"Je ne veux pas qu'ils arrêtent mon père, je ne veux pas qu'ils l'expulsent." La petite voix, plaintive, fait partie des extraits qui bouleversent l'Amérique depuis près d'une semaine. Elle appartient à un enfant, détenu dans un centre pour mineurs, tandis que ses parents, en situation illégale, ont été arrêtés. Enregistré par une source anonyme, il fait partie des victimes de la nouvelle politique migratoire américaine, passée début mai à la "tolérance zéro" : les sans-papiers arrêtés avec leurs enfants, jusque-là relâchés avec une citation à comparaître, sont désormais poursuivis et écroués. Les mineurs sont hébergés par le gouvernement américain de leur côté, dans des structures grillagées, que plusieurs témoignages présentent comme surpeuplées.
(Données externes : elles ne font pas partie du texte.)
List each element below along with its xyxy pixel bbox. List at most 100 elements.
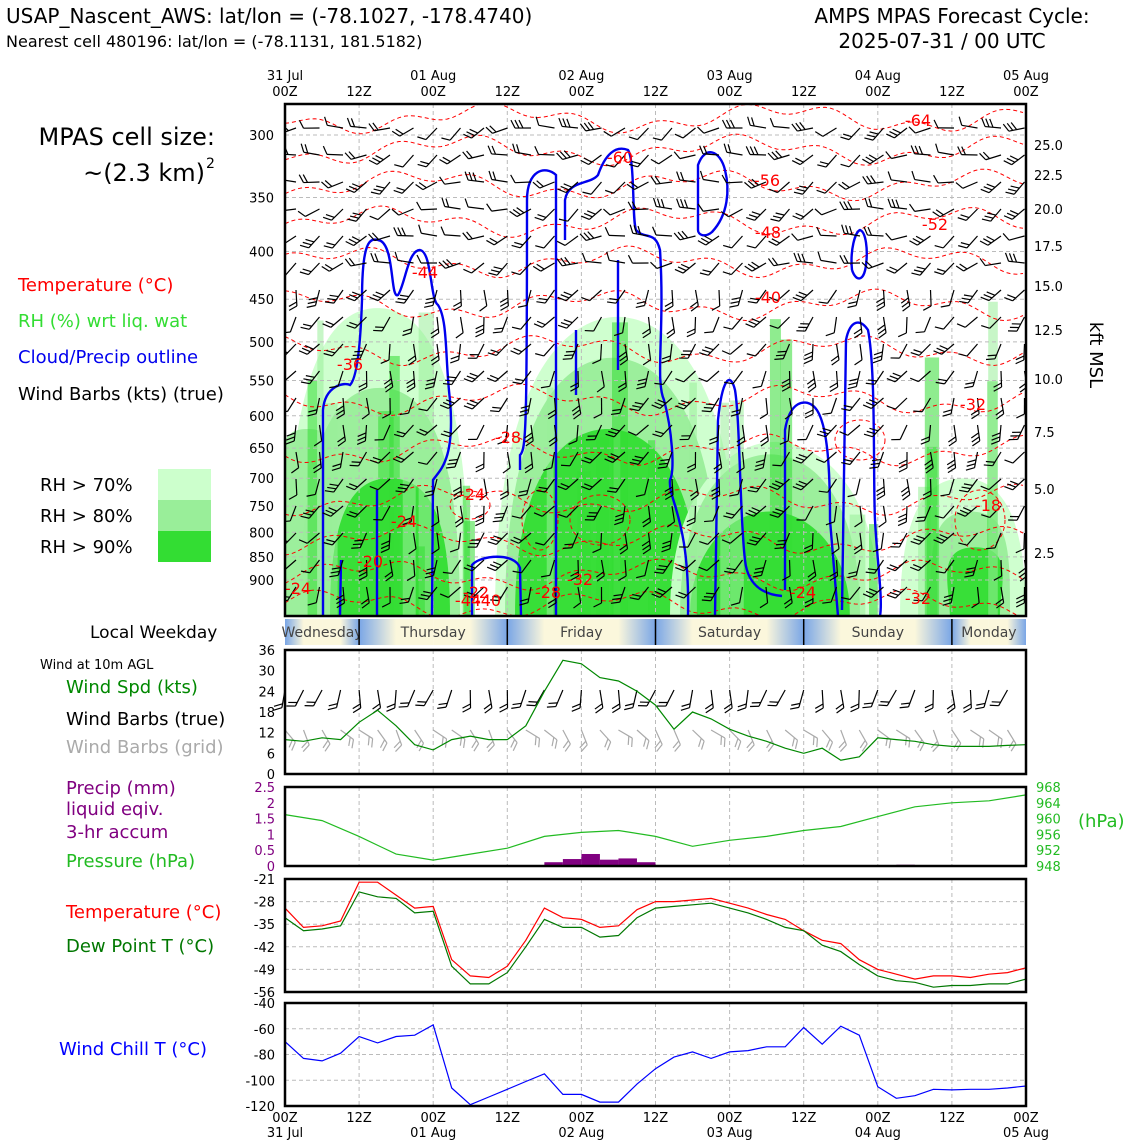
upper-wind-barb (511, 338, 531, 357)
upper-wind-barb (636, 288, 649, 309)
upper-wind-barb (488, 146, 508, 155)
surface-wind-barb-true (851, 690, 860, 712)
surface-wind-barb-true (790, 688, 804, 711)
legend-temperature: Temperature (°C) (17, 275, 173, 296)
surface-wind-barb-true (975, 688, 989, 711)
upper-wind-barb (664, 317, 675, 338)
upper-wind-barb (768, 255, 789, 266)
bottom-hour-label: 12Z (495, 1111, 521, 1126)
surface-wind-barb-true (399, 687, 415, 710)
upper-wind-barb (935, 312, 954, 332)
top-hour-label: 00Z (865, 85, 891, 100)
upper-wind-barb (347, 204, 366, 224)
temperature-contour-label: -24 (790, 583, 816, 602)
surface-wind-barb-true (351, 690, 361, 713)
upper-wind-barb (468, 340, 484, 361)
upper-wind-barb (299, 174, 319, 183)
surface-wind-barb-true (681, 689, 693, 712)
upper-wind-barb (276, 171, 297, 182)
surface-wind-barb-grid (759, 730, 775, 751)
y-tick-label: -49 (254, 963, 275, 978)
upper-wind-barb (869, 449, 883, 471)
upper-wind-barb (629, 225, 650, 236)
upper-wind-barb (981, 284, 1001, 303)
upper-wind-barb (746, 311, 766, 330)
surface-wind-barb-grid (966, 730, 987, 748)
y-tick-label: 2.5 (254, 781, 275, 796)
upper-wind-barb (911, 171, 932, 182)
temperature-contour-label: -36 (337, 355, 363, 374)
y-tick-label: -40 (254, 997, 275, 1012)
upper-wind-barb (276, 146, 296, 155)
y-tick-label: 1.5 (254, 813, 275, 828)
top-hour-label: 12Z (791, 85, 817, 100)
surface-wind-barb-grid (556, 730, 572, 751)
upper-wind-barb (679, 340, 695, 361)
upper-wind-barb (698, 229, 719, 247)
upper-wind-barb (746, 117, 767, 128)
upper-wind-barb (300, 231, 319, 251)
upper-wind-barb (475, 317, 484, 337)
pressure-tick-label: 948 (1036, 860, 1061, 875)
upper-wind-barb (817, 420, 836, 440)
upper-wind-barb (416, 175, 437, 192)
top-date-label: 02 Aug (558, 69, 604, 84)
bottom-hour-label: 00Z (865, 1111, 891, 1126)
surface-wind-barb-grid (463, 730, 480, 751)
upper-wind-barb (1003, 120, 1024, 132)
y-tick-label: 12 (258, 727, 275, 742)
upper-wind-barb (476, 452, 484, 472)
upper-wind-barb (934, 120, 954, 128)
upper-wind-barb (934, 174, 954, 183)
hpa-axis-label: (hPa) (1078, 811, 1125, 832)
upper-wind-barb (768, 147, 789, 160)
surface-wind-barb-true (547, 687, 563, 710)
rh-streak (925, 357, 939, 616)
upper-wind-barb (840, 123, 860, 143)
legend-rh: RH (%) wrt liq. wat (18, 311, 187, 332)
upper-wind-barb (323, 117, 344, 128)
pressure-tick-label: 960 (1036, 813, 1061, 828)
kft-tick-label: 10.0 (1034, 373, 1063, 388)
upper-wind-barb (910, 201, 931, 212)
upper-wind-barb (511, 144, 532, 155)
surface-wind-barb-grid (614, 730, 635, 747)
upper-wind-barb (394, 176, 414, 196)
surface-wind-barb-true (737, 689, 748, 712)
upper-wind-barb (1004, 446, 1024, 466)
upper-wind-barb (282, 314, 296, 336)
upper-wind-barb (876, 317, 887, 338)
upper-wind-barb (535, 117, 556, 128)
bottom-hour-label: 12Z (791, 1111, 817, 1126)
surface-wind-barb-grid (833, 730, 848, 752)
upper-wind-barb (1006, 177, 1025, 197)
upper-wind-barb (876, 290, 885, 310)
upper-wind-barb (439, 148, 460, 166)
upper-wind-barb (487, 201, 508, 212)
y-tick-label: 6 (267, 747, 275, 762)
surface-wind-barb-grid (355, 730, 376, 747)
y-tick-label: -100 (245, 1074, 275, 1089)
upper-wind-barb (676, 199, 697, 209)
upper-wind-barb (981, 118, 1002, 128)
upper-wind-barb (1016, 398, 1024, 418)
upper-wind-barb (723, 231, 742, 251)
upper-wind-barb (745, 256, 766, 273)
surface-wind-barb-true (328, 688, 341, 711)
upper-wind-barb (674, 228, 695, 241)
upper-wind-barb (490, 394, 507, 415)
upper-wind-barb (980, 147, 1001, 161)
forecast-cycle-label: AMPS MPAS Forecast Cycle: (814, 4, 1089, 28)
upper-wind-barb (724, 366, 742, 387)
bottom-date-label: 01 Aug (410, 1126, 456, 1140)
upper-wind-barb (346, 230, 367, 248)
wind-10m-title: Wind at 10m AGL (40, 658, 154, 673)
surface-wind-barb-true (386, 689, 396, 712)
wind-chill-panel: -120-100-80-60-40 (245, 997, 1026, 1115)
upper-wind-barb (697, 120, 719, 134)
upper-wind-barb (805, 371, 816, 392)
surface-wind-barb-grid (1001, 730, 1018, 751)
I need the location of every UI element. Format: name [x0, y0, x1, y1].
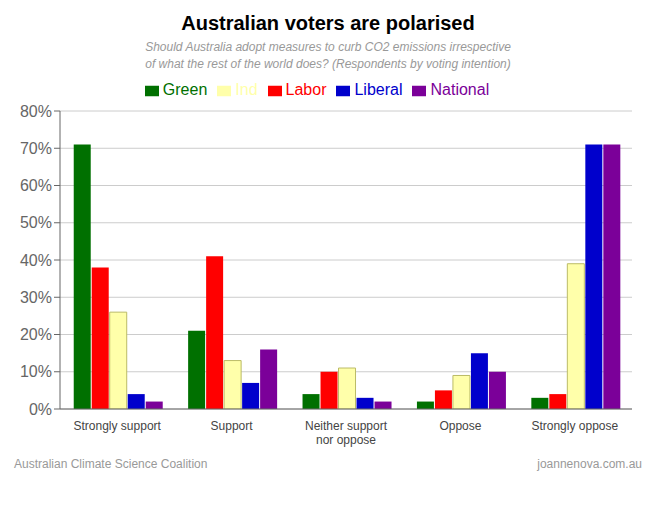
- html-text:Liberal: Liberal: [354, 81, 403, 98]
- html-text:Australian Climate Science Coa: Australian Climate Science Coalition: [14, 457, 208, 471]
- svg-text:40%: 40%: [20, 252, 52, 269]
- svg-text:60%: 60%: [20, 177, 52, 194]
- svg-text:Oppose: Oppose: [439, 419, 481, 433]
- html-text:Should Australia adopt measure: Should Australia adopt measures to curb …: [145, 40, 511, 54]
- html-text:Ind: Ind: [235, 81, 258, 98]
- svg-text:50%: 50%: [20, 214, 52, 231]
- svg-text:Support: Support: [211, 419, 254, 433]
- html-text:Labor: Labor: [285, 81, 327, 98]
- svg-text:10%: 10%: [20, 363, 52, 380]
- html-text:of what the rest of the world: of what the rest of the world does? (Res…: [145, 57, 511, 71]
- html-text:Green: Green: [162, 81, 208, 98]
- svg-text:30%: 30%: [20, 289, 52, 306]
- svg-text:Neither supportnor oppose: Neither supportnor oppose: [305, 419, 388, 447]
- svg-text:80%: 80%: [20, 103, 52, 120]
- svg-text:Strongly oppose: Strongly oppose: [531, 419, 618, 433]
- svg-text:0%: 0%: [29, 401, 52, 418]
- html-text:Australian voters are polarise: Australian voters are polarised: [181, 12, 475, 34]
- svg-text:20%: 20%: [20, 326, 52, 343]
- html-text:National: National: [430, 81, 490, 98]
- svg-text:70%: 70%: [20, 140, 52, 157]
- svg-text:Strongly support: Strongly support: [74, 419, 162, 433]
- html-text:joannenova.com.au: joannenova.com.au: [537, 457, 642, 471]
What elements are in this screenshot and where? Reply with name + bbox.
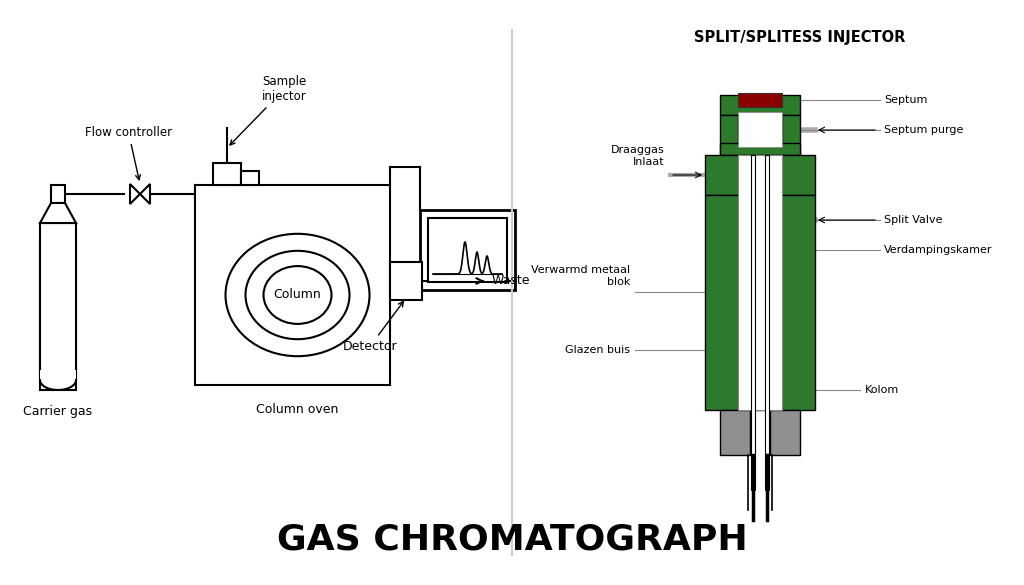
Bar bbox=[40, 223, 76, 380]
Bar bbox=[720, 95, 800, 115]
Text: Glazen buis: Glazen buis bbox=[565, 345, 630, 355]
Bar bbox=[40, 240, 76, 390]
Text: Septum purge: Septum purge bbox=[884, 125, 964, 135]
Text: Column oven: Column oven bbox=[256, 403, 339, 416]
Bar bbox=[738, 112, 782, 147]
Polygon shape bbox=[140, 184, 150, 204]
Bar bbox=[738, 155, 782, 410]
Bar bbox=[428, 218, 507, 282]
Bar bbox=[738, 93, 782, 107]
Bar bbox=[705, 195, 815, 410]
Text: GAS CHROMATOGRAPH: GAS CHROMATOGRAPH bbox=[276, 523, 748, 557]
Text: SPLIT/SPLITESS INJECTOR: SPLIT/SPLITESS INJECTOR bbox=[694, 30, 905, 45]
Bar bbox=[765, 155, 769, 490]
Text: Carrier gas: Carrier gas bbox=[24, 405, 92, 418]
Text: Waste: Waste bbox=[492, 274, 530, 287]
Bar bbox=[705, 155, 815, 195]
Text: Septum: Septum bbox=[884, 95, 928, 105]
Bar bbox=[770, 410, 800, 455]
Bar bbox=[720, 410, 750, 455]
Bar bbox=[420, 210, 515, 290]
Text: Detector: Detector bbox=[343, 301, 403, 353]
Bar bbox=[195, 185, 390, 385]
Text: Verdampingskamer: Verdampingskamer bbox=[884, 245, 992, 255]
Bar bbox=[51, 185, 65, 203]
Text: Verwarmd metaal
blok: Verwarmd metaal blok bbox=[530, 265, 630, 287]
Text: Column: Column bbox=[273, 288, 322, 301]
Text: Kolom: Kolom bbox=[865, 385, 899, 395]
Bar bbox=[720, 115, 738, 155]
Text: Draaggas
Inlaat: Draaggas Inlaat bbox=[611, 146, 665, 167]
Polygon shape bbox=[40, 203, 76, 223]
Bar bbox=[390, 262, 422, 300]
Bar bbox=[720, 143, 800, 155]
Bar bbox=[751, 155, 755, 490]
Bar bbox=[213, 163, 241, 185]
Bar bbox=[241, 171, 259, 185]
Text: Sample
injector: Sample injector bbox=[230, 75, 307, 145]
Text: Split Valve: Split Valve bbox=[884, 215, 942, 225]
Polygon shape bbox=[130, 184, 140, 204]
Text: Flow controller: Flow controller bbox=[85, 126, 172, 180]
Bar bbox=[782, 115, 800, 155]
Bar bbox=[40, 370, 76, 382]
Bar bbox=[738, 155, 782, 195]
Des enfants en pleurs. Selon les derniers chiffres officiels, 2.342 enfants ont ainsi été séparés de leurs familles entre le 5 mai et le 9 juin. Près de la frontière mexicaine, ils résident dans de vastes bâtiments, parfois des supermarchés reconvertis. La polémique, qui court depuis plusieurs jours, a brusquement enflé lundi lorsque le site d'information ProPublica a publié un enregistrement réalisé dans l'un de ces centres. Le document, anonymement transmis au média via une avocate spécialiste des Droits de l'Homme, est présenté comme datant de la semaine dernière. On y entend des pleurs et des cris d'enfants, une fillette du Salvador récitant le numéro de téléphone de sa tante pour qu'elle vienne la chercher, ou encore un petit garçon souffler d'une voix inquiète qu'il vient du Guatemala.
This is the excruciating audio of children crying for their parents after being separated from them at the US-Mexico border, published by investigative nonprofit ProPublica https://t.co/OriaAxiN8ppic.twitter.com/rQzzkKinIy
— CNN (@CNN) 19 juin 2018
Selon CNN, les mineurs de ce centre ont entre 4 et 10 ans et l'enregistrement a été effectué dans les 24 heures suivant la séparation d'avec leurs parents. La semaine dernière, la chaîne avait déjà diffusé l'interview d'une avocate venant en aide aux sans-papiers arrêtés sur le sol américain, racontant les conséquences de la nouvelle politique migratoire. Elle y expliquait notamment avoir rencontré une mère hondurienne à qui sa fille avait été enlevée tandis qu'elle allaitait.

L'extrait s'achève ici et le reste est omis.